Alarmed by persisting attempts to ban a translation of comments to Bhagavad Gita, a group of Russian scholars asked the top leadership to intervene.
In an open letter to President Dmitry Medvedev and Prime Minister Vladimir Putin, the scholars asked the Kremlin duo to take the controversy under their “personal control”. The letter, signed by 20 leading philosophers, orientalists and philologists, was released in the run-up to the resumption of a trial in Tomsk against the translation of the book “Bhagavad Gita As It Is”.
The court in December rejected a prosecutor’s petition to ban the book “Bhagavad Gita As It Is” as “extremist” on the grounds that it incited “social hatred” and “violence against non-believers.” However, the Tomsk prosecutor appealed against the verdict and filed a modified petition exempting the canonical text from the charges of extremism and asking the court to ban the comments only.
The court was to hear the appeal on March 6, but then postponed the trial to March 20.

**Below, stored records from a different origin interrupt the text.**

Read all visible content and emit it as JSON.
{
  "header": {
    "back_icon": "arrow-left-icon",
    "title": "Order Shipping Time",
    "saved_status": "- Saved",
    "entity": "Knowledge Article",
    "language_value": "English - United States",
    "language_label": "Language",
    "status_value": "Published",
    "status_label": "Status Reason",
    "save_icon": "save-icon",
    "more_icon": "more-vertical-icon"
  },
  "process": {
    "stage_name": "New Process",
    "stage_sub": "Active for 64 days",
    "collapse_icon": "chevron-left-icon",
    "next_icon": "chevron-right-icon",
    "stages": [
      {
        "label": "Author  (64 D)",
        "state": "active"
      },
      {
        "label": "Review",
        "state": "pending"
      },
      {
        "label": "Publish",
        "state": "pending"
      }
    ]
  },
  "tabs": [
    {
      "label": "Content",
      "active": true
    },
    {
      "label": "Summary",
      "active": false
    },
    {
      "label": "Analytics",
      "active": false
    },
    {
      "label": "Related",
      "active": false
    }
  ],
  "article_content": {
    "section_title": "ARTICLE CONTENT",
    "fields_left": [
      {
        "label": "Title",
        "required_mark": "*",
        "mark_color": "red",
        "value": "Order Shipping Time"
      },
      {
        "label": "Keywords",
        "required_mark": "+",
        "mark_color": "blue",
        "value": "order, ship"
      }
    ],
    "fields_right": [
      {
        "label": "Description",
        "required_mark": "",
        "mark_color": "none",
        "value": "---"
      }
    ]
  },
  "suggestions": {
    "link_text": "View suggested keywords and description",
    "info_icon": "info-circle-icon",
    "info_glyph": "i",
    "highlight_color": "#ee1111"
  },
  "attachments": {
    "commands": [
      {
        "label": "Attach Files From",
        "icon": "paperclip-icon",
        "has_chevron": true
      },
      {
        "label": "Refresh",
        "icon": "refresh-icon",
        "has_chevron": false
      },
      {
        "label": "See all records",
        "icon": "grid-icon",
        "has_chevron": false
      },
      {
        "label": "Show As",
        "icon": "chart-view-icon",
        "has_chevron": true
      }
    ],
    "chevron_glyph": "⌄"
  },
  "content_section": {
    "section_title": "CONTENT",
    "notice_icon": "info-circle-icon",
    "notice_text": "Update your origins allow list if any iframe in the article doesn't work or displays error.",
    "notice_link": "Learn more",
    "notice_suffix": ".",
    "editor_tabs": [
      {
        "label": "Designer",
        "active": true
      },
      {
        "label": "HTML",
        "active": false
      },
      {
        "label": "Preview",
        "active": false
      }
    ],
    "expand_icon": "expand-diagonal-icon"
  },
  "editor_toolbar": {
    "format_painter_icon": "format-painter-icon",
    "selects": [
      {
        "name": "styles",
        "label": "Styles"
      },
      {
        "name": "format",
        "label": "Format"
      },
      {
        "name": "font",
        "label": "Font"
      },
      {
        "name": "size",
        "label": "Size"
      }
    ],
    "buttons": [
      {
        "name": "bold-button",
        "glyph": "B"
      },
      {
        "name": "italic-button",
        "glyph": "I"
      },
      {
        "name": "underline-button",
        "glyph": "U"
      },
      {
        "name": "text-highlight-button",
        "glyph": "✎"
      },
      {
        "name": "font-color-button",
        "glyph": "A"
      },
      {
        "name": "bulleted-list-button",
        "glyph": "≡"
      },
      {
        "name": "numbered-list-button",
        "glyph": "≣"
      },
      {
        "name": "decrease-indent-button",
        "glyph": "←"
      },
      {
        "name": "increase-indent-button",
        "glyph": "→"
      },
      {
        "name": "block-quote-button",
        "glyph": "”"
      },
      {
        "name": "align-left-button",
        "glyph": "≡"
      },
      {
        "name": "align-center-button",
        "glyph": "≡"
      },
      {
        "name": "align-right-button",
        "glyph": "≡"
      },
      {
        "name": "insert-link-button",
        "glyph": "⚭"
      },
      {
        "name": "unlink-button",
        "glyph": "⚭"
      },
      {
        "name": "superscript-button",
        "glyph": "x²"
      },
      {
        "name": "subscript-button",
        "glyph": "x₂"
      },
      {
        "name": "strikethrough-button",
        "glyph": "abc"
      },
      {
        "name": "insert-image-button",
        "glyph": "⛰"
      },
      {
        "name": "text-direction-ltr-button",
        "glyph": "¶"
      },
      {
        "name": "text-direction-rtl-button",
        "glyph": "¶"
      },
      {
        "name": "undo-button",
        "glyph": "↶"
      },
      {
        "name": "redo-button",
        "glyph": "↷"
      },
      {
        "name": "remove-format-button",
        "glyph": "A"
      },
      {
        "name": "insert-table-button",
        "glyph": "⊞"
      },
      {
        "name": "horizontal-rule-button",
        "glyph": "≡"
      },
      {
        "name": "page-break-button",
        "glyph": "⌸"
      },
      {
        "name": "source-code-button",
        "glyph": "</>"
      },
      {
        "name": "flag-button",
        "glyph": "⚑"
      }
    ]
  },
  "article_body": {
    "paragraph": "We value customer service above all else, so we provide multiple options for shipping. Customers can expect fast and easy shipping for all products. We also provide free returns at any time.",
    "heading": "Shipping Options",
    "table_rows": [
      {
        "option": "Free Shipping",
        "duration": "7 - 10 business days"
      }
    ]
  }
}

The Russian scholars denounced the prosecutor’s efforts to label extremist the comments to Bhagavad Gita as “untrue and contrary to the traditions of Hinduism”.
“The book does not contain any signs of extremism and does not incite hatred on ethnic, religious or any other grounds. On the contrary, the book written in the commentary tradition of Bengali Vaishnavism, one of the most popular branches of Hinduism, is considered sacred by a section of believers.”
The scholars warned that the trial “discredits Russia’s cultural and democratic credentials in the eyes of the civilised world and is driving a wedge in Russian-Indian relations.”